Так уж заведено в армии, что даже штатскому человеку надо соблюдать субординацию. Запросто к генералу не ворвешься — кто знает, вдруг яичница из порошка, которую он съел утром, плохо легла у него в желудке! Для военного корреспондента нет более тяжкого греха, чем рассердить генерала. Военный журналист вроде паразита — паек ему выдает армия, крышу над головой и транспорт предоставляет армия. Рассердишь генерала, и тебе придется пешочком выбираться с территории, где располагаются вверенные ему части. Ну а территория эта обычно немалая.
Добравшись до штаба, я прежде всего представился ребятам из автопарка, сделал массу заметок, записал много фамилий и личных номеров, не забыв и об адресах, по которым проживали их родители. Для себя я уже тогда решил написать несколько очерков, начинающихся примерно так: «Сержант Джо Николе из Пэдуке, штат Кентукки, — ветеран четырех важных кампаний в Европе...» Я направил бы очерк в газету, выходящую в том городе, откуда парень призывался в армию, недели через две он получил бы оттуда вырезку, и дело в шляпе: после этого я мог бы в любое время приехать в дивизию и жить припеваючи.
То же самое я проделал с кухонной братией, решив тем самым проблему питания. Потом я обработал полевую почту и отныне мог не сомневаться, что мои сообщения будут своевременно попадать к офицерам для связи с прессой и к военным цензорам для отправки в Штаты. Представившись начальнику медицинской службы, я договорился переночевать у него, если задержусь в расположении дивизии. У врачей всегда много спирта, и он вполне пригоден для питья, если добавлять лимонной кислоты. У сержанта-хозяйственника я позаимствовал столовый прибор, встал вместе со всеми в очередь и получил порцию завтрака. Солдатский кофе оказался, как всегда, дрянным.
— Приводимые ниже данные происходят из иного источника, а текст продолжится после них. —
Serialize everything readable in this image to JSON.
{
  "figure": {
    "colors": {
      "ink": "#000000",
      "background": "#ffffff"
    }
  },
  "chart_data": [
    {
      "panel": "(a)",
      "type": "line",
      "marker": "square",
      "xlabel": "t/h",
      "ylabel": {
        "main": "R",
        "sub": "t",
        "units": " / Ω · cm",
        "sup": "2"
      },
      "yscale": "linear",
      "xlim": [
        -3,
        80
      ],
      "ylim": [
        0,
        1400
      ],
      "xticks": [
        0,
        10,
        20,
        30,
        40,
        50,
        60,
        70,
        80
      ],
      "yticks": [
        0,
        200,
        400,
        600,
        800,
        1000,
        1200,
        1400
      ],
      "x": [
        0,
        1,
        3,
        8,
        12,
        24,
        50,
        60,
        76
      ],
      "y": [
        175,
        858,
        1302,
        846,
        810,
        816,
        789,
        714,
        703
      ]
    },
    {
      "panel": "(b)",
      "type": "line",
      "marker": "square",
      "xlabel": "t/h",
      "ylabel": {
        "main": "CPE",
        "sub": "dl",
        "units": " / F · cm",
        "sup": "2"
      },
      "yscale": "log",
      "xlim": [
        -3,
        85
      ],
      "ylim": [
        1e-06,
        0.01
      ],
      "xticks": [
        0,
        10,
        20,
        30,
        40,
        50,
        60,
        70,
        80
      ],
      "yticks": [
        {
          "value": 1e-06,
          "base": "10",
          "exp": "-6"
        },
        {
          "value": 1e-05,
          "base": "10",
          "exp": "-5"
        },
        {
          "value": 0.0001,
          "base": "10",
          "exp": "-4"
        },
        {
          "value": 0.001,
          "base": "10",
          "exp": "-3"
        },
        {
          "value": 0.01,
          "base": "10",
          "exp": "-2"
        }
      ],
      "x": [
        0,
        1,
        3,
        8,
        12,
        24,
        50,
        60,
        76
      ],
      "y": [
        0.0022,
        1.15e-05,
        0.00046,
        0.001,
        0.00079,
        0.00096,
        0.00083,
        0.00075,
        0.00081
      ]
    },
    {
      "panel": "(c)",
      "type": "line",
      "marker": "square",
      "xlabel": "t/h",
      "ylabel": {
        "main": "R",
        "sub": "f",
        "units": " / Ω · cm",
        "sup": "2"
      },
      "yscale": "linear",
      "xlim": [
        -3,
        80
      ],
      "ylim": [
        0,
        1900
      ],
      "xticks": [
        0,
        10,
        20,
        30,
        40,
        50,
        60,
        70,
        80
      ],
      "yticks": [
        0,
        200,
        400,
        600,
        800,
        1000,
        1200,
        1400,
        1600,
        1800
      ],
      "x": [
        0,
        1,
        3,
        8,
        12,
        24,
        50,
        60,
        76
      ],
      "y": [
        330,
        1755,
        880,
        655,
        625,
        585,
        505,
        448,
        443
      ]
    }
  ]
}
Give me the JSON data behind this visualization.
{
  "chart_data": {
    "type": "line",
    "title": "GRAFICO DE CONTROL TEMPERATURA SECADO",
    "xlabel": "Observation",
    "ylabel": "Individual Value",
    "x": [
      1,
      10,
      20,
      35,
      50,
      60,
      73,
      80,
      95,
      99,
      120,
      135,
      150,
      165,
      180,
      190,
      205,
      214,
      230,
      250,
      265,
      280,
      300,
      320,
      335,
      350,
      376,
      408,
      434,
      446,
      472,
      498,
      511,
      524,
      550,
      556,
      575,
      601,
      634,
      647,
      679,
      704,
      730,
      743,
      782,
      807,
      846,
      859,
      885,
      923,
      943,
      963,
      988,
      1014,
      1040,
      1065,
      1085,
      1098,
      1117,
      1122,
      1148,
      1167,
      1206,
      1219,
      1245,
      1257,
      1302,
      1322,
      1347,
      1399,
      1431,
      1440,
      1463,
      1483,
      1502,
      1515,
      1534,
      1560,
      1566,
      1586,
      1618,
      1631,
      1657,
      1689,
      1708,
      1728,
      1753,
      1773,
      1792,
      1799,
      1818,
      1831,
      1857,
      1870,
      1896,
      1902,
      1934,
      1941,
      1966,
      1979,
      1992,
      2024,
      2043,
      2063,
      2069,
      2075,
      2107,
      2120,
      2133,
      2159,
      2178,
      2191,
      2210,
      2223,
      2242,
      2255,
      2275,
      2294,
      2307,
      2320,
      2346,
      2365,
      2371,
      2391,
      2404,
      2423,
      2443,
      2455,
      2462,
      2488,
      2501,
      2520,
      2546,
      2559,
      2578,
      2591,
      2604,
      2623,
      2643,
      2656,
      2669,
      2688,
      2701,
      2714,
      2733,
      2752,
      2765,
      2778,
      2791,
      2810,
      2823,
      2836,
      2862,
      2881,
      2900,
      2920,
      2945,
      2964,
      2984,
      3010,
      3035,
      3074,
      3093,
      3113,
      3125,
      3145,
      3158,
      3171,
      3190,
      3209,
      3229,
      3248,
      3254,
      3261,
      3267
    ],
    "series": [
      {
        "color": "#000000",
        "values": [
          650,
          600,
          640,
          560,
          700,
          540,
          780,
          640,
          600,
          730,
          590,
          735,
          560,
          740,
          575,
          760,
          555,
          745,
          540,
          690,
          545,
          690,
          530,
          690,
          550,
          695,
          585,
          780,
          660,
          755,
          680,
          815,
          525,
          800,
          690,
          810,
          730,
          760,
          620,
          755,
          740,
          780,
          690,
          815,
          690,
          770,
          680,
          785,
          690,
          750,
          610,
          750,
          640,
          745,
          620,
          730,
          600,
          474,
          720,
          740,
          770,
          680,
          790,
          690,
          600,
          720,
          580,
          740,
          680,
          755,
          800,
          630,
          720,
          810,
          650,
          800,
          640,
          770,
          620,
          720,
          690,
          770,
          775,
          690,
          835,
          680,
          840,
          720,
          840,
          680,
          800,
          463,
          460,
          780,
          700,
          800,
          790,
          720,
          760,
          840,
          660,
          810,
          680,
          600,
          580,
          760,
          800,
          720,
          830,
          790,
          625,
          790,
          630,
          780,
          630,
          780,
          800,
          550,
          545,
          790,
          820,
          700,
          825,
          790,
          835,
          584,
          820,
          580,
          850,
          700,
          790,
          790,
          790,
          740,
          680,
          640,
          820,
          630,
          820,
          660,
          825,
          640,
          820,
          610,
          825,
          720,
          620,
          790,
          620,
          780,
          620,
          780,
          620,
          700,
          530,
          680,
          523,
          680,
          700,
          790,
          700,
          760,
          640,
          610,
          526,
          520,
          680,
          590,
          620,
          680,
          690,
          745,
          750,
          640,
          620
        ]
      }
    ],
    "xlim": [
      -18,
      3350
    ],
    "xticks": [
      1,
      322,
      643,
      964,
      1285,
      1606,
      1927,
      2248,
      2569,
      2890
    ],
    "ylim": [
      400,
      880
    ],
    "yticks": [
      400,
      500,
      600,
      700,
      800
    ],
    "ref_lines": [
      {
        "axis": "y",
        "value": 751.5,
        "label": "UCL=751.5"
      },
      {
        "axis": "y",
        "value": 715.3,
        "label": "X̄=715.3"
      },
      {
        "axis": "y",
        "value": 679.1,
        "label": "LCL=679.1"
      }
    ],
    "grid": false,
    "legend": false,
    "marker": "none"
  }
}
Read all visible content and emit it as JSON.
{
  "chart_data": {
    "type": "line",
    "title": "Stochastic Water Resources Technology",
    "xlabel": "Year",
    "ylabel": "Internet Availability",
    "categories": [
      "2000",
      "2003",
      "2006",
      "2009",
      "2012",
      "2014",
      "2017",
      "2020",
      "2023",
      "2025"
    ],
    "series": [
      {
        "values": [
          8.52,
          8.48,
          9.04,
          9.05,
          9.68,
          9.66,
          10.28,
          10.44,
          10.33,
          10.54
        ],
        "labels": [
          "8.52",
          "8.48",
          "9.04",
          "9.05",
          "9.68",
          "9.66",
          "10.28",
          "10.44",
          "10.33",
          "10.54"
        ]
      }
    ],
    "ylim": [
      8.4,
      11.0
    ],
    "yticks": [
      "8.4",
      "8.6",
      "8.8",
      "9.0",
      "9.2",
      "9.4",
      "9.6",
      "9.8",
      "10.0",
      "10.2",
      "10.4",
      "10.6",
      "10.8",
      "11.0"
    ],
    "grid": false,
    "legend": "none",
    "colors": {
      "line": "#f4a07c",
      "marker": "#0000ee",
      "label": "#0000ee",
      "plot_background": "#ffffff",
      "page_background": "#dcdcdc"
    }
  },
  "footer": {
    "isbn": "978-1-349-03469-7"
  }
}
Потом я направился в штаб дивизии, к офицеру для связи с прессой. Нужно было соблюдать субординацию. Я хотел услышать от него, чем сейчас занята дивизия, чего следует избегать в разговоре с генералом и как лучше завязать с ним беседу о куклах. На этот раз мне повезло. Пресс-офицером оказался знакомый мне по Штатам диктор радиокомпании Си-Би-Эс, и оба мы словно перенеслись из Германии на Мэдисон-авеню. Не знаю почему, но даже в разгар войны военная форма выглядела на нем, как дешевый штатский костюм. Его радость при встрече со мной я объяснил тем, что он, по-видимому, постоянно чувствовал себя в окружении тупиц и кретинов.
— Привет, Гарри! — воскликнул он. — Рад видеть тебя!
— Ты мне льстишь. Чем я обязан такой восторженной встрече?
— Долго у нас пробудешь?
— В зависимости от обстановки на вашем участке.
— В таком случае ты сбежишь завтра же утром.
— Ничего интересного?
— Наш старик хочет заставить солдат заниматься хотя бы сборкой и разборкой винтовок. По его убеждению, людей нельзя оставлять без дела.
— Да, я кое-что слышал о нем.
— И все, по-видимому, правильно... Какого дьявола ты тут делаешь?
— Пока осматриваюсь. Говорят, он интересный человек.
— Боже, кто это говорит?
— Ребята в Париже.
— В Париже?! Париж все еще на старом месте?
— Конечно. Послушай, мне нужно проверить один факт. Я слышал, ваш старик коллекционирует куклы.
— Что, что?
— Куклы.
— Ты хочешь сказать, хорошеньких немок?
— Да нет, куклы. Деревянные куклы. Вырезанные из дерева куклы ручной работы. Будто он посылает своей жене по кукле из каждого захваченного города.